The European General Court has dismissed a case brought by individuals and environmental groups from six countries to annul biomass provisions contained in the EU’s 2018 Renewable Energy Directive, ruling that the plaintiffs do not have a legal standing.
In March 2019, plaintiffs from Estonia, France, Ireland, Romania, Slovakia and the US initiated legal action with claims that the EU’s biomass policy would not only destroy forests, but also increase greenhouse gas emissions.
They said they represent areas on both sides of the Atlantic, which saw their old-growth forests cleared and burned to fuel the EU industry.
The court stated that the plaintiffs’ arguments had no merit. It said the contested directive “applies to all persons, both natural and legal. The applicants do not put forward any factor recognised by case-law which would be capable of distinguishing them individually as addressees.”
The plaintiffs themselves acknowledged that environmental protection “affects everyone in both current and future generations”, but failed to argue how the directive sets them apart as natural and legal persons and infringes upon their rights as such.
Furthermore, the plaintiffs do not meet the specific criteria when actions for annulment brought by associations may be admissible, the court document shows.
The plaintiffs on Tuesday said they will consider an appeal against the court decision.
“We disagree with the Court’s finding on standing. The Court should strike down the biomass provisions of the RED II due to their incompatibility with core principles of EU environmental law. The European Commission’s own science staff have stated that ‘sustainability’ criteria such as those included in the RED II are ‘not sufficient to ensure climate change mitigation,’ an important admission that the EU put in place Potemkin sustainability criteria that do not protect forests and the climate”, said Mary Booth, the director of the Partnership for Policy Integrity (PFPI), a US-based organisation that supported the plaintiffs.
The US Industrial Pellet Association (USIPA), which submitted an application to intervene in the court case, has welcomed the ruling.

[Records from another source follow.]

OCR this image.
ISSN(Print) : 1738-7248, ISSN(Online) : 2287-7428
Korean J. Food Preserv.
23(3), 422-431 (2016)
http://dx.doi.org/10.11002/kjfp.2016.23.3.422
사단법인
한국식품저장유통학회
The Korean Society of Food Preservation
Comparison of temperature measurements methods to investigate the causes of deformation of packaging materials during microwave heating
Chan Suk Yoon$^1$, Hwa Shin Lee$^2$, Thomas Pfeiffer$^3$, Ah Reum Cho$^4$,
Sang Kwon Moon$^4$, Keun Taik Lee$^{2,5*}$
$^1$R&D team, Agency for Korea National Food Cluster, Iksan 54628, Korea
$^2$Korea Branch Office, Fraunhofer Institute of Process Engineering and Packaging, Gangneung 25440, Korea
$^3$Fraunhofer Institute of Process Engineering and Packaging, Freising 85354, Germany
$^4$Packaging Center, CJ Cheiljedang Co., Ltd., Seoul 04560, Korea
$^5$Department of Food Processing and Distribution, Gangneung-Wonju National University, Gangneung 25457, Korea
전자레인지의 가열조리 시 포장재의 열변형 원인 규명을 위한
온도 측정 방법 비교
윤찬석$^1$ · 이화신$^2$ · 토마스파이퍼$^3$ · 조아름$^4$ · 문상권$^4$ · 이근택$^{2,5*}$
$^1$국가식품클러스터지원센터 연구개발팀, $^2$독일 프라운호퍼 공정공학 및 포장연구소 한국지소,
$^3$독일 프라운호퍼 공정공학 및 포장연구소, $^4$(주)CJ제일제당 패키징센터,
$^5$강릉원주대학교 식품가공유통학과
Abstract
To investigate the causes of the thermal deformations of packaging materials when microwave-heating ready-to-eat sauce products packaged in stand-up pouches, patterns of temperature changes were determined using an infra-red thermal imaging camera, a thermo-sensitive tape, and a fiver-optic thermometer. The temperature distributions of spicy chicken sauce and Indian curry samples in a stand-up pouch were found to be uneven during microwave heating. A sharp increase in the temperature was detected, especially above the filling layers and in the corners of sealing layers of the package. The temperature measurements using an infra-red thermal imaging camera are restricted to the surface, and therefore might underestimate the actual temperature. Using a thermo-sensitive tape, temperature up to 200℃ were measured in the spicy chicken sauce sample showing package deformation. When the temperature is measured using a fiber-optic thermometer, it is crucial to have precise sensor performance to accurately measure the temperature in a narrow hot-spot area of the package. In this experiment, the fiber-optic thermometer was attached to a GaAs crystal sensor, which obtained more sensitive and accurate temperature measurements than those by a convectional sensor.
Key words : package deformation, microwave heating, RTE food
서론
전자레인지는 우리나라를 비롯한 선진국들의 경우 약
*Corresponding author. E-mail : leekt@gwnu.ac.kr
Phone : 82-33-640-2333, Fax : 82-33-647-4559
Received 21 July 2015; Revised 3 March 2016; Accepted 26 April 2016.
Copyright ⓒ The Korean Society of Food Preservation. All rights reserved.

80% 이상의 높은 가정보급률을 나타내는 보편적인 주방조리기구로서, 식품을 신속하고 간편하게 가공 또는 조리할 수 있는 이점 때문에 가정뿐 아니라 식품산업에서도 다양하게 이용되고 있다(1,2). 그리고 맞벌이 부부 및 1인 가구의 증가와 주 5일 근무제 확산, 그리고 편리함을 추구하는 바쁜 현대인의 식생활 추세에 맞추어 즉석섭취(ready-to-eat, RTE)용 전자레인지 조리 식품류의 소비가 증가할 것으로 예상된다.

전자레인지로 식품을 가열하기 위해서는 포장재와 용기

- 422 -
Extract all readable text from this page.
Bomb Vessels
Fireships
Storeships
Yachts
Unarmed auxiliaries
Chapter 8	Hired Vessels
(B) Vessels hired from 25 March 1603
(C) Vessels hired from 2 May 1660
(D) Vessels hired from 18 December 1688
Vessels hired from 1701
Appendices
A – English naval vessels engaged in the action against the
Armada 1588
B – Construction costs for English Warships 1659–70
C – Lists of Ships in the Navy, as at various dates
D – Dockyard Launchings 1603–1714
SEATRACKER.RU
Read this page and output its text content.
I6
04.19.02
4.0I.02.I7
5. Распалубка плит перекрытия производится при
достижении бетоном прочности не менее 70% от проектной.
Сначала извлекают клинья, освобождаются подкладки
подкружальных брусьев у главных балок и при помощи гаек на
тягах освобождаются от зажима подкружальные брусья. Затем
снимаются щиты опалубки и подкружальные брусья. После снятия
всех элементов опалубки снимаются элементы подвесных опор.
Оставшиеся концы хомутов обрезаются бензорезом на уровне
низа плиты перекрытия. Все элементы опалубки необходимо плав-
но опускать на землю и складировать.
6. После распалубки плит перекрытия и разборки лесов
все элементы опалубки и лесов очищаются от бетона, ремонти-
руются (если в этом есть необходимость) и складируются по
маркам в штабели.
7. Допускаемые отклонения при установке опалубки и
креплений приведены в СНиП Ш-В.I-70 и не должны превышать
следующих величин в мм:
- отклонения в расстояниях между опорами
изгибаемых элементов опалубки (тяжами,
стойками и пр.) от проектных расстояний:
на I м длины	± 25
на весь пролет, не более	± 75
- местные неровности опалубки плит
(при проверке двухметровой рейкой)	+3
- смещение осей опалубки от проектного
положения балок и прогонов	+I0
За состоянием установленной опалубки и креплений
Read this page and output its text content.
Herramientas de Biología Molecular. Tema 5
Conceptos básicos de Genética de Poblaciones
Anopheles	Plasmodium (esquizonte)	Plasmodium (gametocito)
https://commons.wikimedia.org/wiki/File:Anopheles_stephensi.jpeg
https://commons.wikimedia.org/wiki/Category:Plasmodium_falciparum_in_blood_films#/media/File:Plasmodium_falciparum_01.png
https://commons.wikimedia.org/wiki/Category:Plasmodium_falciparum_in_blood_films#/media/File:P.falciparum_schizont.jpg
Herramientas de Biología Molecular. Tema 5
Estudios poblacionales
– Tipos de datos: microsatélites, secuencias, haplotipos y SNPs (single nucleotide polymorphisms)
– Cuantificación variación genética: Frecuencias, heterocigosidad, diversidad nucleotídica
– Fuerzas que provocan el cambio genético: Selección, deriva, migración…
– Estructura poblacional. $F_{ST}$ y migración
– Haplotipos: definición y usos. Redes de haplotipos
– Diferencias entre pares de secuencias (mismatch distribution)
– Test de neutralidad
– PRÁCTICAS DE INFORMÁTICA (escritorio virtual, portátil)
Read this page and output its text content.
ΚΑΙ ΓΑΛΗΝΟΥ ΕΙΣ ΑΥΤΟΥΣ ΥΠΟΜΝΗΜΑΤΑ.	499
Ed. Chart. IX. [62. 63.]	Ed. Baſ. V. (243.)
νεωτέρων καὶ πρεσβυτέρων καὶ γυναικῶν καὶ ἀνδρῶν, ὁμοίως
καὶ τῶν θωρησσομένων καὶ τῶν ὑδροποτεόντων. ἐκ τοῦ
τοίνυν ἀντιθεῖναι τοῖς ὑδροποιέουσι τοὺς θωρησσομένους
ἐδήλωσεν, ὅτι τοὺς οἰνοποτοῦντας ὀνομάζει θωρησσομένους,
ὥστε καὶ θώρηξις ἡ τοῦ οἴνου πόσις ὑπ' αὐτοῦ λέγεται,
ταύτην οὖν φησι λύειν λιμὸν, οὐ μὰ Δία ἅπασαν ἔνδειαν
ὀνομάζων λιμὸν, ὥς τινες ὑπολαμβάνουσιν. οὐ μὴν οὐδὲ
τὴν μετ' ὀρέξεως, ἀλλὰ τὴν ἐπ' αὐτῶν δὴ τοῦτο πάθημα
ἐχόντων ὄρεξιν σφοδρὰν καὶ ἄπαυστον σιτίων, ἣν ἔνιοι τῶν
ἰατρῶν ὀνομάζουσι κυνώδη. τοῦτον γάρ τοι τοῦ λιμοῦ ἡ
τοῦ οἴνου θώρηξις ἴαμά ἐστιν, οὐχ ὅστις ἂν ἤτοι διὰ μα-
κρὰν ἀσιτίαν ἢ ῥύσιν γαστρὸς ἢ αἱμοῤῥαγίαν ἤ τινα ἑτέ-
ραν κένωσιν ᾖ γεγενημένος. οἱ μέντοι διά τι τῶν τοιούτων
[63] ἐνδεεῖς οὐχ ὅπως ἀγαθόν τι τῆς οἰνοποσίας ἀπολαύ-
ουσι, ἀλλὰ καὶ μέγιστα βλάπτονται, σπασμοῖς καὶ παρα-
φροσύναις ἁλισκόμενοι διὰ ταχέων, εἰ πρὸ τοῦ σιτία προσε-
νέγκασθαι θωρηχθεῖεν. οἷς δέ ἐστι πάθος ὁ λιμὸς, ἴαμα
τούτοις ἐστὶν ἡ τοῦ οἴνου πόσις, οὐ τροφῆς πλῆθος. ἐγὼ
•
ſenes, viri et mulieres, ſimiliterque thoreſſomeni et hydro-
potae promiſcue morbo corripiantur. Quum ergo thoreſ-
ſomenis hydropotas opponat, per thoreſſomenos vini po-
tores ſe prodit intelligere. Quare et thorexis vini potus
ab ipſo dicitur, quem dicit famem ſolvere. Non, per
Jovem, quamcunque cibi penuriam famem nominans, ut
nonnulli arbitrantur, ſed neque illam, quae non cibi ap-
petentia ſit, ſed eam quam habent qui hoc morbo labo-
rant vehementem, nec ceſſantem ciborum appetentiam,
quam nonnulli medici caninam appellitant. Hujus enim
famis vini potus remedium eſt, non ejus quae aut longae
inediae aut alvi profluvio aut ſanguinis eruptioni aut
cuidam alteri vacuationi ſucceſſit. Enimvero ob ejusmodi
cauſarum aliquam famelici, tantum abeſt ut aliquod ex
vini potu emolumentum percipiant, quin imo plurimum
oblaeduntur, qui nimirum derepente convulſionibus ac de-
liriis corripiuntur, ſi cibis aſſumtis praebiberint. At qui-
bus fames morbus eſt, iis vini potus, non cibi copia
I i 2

“Although this was a procedural ruling this was the right overall result, as the arguments put forward in the case had no value. The European institutions carried out an open consultation to gather scientific and environmental advice and considered these during the legislative process. The result was a revised Renewable Energy Directive that set out rigorous standards for the inclusion of sustainable biomass in the European energy mix,” USIPA executive director Seth Ginther said.